315 Views Asked by At

The A*-Algorithm helps you find the optimal route from point A to B on a given graph plane. Let's say that I have the following problem where I have to go from Köln to Karlsruhe.

enter image description here

Without actually writing an algorithm, I tried to find the optimal route by finding the minimum distance from point A to B. I went from Köln to Frankfurt to Kaiserlautern to Ludwigshafen to Karlsruhe, where the total distance ends up being $912$ units. The quesion then asks that if a hypothetical algorithm was designed, which cities would it check? I think it should check all cities that're connected directly to the starting city (and then the cities that're on the optimal route), so Metz, Saarbrücken and Frankfurt. My answer is correct except for Metz which is not a city that the algorithm would "visit"?

So I have $3$ questions:

  1. Why would Metz not be correct?
  2. Is my distance value correct?
  3. What does the $h$-value tell us?

P.S. - I know this is basic theoretical CS stuff but I'm just in my first semester so please have mercy. :)

2

There are 2 best solutions below

3
On BEST ANSWER
  • The A* algorithm uses actual distances between neighbors, along with estimated distances ($h$ values), to find the shortest path. If the estimates are good, A* is guaranteed to find the shortest path.

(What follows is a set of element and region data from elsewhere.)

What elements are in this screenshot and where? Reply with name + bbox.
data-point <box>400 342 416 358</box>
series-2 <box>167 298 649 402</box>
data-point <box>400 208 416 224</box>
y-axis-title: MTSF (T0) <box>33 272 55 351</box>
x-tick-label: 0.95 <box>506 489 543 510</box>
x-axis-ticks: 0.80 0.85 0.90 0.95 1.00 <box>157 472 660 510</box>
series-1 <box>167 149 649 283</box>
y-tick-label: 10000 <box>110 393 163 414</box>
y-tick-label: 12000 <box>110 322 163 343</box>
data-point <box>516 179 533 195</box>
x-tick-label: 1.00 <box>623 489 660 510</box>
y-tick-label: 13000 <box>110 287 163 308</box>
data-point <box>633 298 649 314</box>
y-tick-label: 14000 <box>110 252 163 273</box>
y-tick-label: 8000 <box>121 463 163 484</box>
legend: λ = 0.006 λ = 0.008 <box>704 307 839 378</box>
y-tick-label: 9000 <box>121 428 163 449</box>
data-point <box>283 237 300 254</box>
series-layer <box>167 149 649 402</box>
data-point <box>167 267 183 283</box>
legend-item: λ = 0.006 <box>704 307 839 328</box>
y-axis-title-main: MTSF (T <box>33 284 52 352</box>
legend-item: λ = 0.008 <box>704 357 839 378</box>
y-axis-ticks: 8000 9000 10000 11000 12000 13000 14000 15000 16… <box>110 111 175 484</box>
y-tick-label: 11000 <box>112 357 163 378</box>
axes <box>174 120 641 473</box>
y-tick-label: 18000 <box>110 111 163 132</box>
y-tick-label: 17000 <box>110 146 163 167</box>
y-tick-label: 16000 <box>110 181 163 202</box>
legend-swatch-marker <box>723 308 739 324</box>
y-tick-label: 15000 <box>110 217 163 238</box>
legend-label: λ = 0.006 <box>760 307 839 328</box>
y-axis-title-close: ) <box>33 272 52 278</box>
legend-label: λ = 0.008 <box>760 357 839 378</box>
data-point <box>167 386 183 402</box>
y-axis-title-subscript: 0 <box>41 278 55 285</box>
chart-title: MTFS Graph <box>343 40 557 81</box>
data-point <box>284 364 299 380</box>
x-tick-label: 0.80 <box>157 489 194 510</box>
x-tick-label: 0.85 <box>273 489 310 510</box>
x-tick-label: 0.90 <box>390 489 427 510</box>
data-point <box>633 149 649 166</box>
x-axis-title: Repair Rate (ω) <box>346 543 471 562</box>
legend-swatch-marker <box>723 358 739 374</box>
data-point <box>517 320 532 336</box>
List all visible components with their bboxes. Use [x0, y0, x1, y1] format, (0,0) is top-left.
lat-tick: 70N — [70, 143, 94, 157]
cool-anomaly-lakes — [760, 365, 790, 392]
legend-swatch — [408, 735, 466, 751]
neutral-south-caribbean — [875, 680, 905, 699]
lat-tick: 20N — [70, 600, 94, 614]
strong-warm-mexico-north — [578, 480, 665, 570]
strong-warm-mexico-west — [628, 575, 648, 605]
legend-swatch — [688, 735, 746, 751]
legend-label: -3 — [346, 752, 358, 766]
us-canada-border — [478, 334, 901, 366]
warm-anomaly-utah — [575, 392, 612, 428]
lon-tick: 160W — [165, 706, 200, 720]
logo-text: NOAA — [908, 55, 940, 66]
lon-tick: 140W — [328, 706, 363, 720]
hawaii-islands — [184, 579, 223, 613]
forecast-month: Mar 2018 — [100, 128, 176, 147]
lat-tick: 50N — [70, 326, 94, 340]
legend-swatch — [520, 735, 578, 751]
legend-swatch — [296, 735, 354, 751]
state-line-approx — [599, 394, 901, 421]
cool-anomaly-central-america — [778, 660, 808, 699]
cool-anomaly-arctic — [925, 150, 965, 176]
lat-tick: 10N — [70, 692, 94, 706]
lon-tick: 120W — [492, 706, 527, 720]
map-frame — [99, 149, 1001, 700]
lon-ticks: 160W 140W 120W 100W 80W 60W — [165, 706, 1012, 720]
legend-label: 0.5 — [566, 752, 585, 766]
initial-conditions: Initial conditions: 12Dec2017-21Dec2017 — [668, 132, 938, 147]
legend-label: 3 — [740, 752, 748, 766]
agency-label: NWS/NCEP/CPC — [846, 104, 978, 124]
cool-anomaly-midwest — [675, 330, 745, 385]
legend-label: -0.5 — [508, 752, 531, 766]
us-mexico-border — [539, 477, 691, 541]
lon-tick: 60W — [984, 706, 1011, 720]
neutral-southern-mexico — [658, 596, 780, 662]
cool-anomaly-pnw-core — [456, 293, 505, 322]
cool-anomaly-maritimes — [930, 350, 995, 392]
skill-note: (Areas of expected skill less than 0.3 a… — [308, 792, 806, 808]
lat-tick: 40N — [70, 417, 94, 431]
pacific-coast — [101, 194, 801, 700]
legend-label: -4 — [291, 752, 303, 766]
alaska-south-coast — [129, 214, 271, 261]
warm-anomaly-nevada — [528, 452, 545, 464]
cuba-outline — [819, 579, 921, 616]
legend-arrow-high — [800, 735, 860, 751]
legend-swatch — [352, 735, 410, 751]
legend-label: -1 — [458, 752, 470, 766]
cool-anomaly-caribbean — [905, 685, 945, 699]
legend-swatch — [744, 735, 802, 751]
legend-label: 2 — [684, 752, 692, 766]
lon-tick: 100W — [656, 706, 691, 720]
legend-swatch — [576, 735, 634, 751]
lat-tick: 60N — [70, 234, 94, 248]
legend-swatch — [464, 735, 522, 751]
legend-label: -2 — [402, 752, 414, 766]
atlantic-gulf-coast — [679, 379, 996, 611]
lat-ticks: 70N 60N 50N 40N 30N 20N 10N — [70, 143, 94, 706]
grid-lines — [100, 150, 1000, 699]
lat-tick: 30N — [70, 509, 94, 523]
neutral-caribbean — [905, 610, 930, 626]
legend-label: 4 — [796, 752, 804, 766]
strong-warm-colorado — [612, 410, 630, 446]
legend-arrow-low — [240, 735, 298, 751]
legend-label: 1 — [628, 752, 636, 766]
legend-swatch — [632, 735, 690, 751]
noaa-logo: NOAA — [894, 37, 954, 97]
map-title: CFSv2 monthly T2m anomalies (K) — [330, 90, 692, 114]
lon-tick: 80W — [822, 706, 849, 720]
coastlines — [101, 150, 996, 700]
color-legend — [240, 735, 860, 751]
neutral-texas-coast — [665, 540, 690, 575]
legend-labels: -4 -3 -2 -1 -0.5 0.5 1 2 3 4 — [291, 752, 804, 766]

  • By hand, you found the shortest path between Köln to Karlsruhe. Given good estimates, A* is guaranteed to find that path (or another path of equal length). The length of your path is 430, which you can compute by adding up the lengths of the roads between cities. I believe you've added in $h$ values by mistake, but $h$ values do not affect length. They are used to guide search, but they are not included when you compute path lengths. (I explain $h$ values below.)

  • The main thing to know about A* is that it maintains a list of partial paths, and that it decides which path to consider (extend) next based on estimated total path length to the goal.

    Estimated total path length is the length of the path so far, plus the estimated distance remaining to the goal. The $h$ values tell you the estimated distance from each city to the goal.

  • Initially, A* will compute estimated total path length from Köln to its neighbors to Karlsruhe. Those estimates are:

    • Köln-Frankfurt 190 + 125 = 315
    • Köln-Saarbrücken 260 + 105 = 365
    • Köln-Metz 290 + 162 = 452
  • So naturally A* explores paths from Köln through Frankfurt, first. If the estimates are good, then paths with the smallest estimated total length will tend to have the smallest actual length when they reach the goal.

  • Next, A* computes costs for Köln-Frankfurt-Koblenz and the other neighbors. It also remembers the other paths it has computed: Köln-Saarbrücken and Köln-Metz. It will consider whichever of the paths has the shortest length among paths it has computed.
  • The reason A* never visits Metz is because the path to Köln-Metz never has the shortest estimated path length. You can see this by computing the estimated path lengths of the true shortest path:

    Köln-Frankfurt, Köln-Frankfurt-Kaiserlautern, Köln-Frankfurt-Kaiserlautern-Ludwigshafen, Köln-Frankfurt-Kaiserlautern-Ludwigshafen-Karlsruhe

    All of these have lower estimates than Köln-Metz, so the goal will be found before Köln-Metz will be visited.

0
On

The $h$-values are reasonable lower bounds for the distance to the final destinations. (The canonical example is distance measured along a straight line.) You do not include the $h$-values in the total cost, so the answer to your question 2 is no, your distance value is not correct. You get the actual total distance by adding together the distances between successive cities along your chosen path. The $g$-values are updated during the algorithm, and at each step, they are the shortest distances from the starting point found so far. So, once the value of $g(n)$ has been found, the value $f(n)=g(n)+h(n)$ is a lower bound for the total cost of a path going through node $n$. At each step of the algorithm, you "check" the node which has the smallest $f$-value among the nodes that haven't been checked yet. Checking a node means updating the $g$-values of its neighbors. When the destination is checked, the algorithm finishes. Metz is never checked because its $f$-value is larger than the cost of the optimal path, which equals the $f$-value of the destination.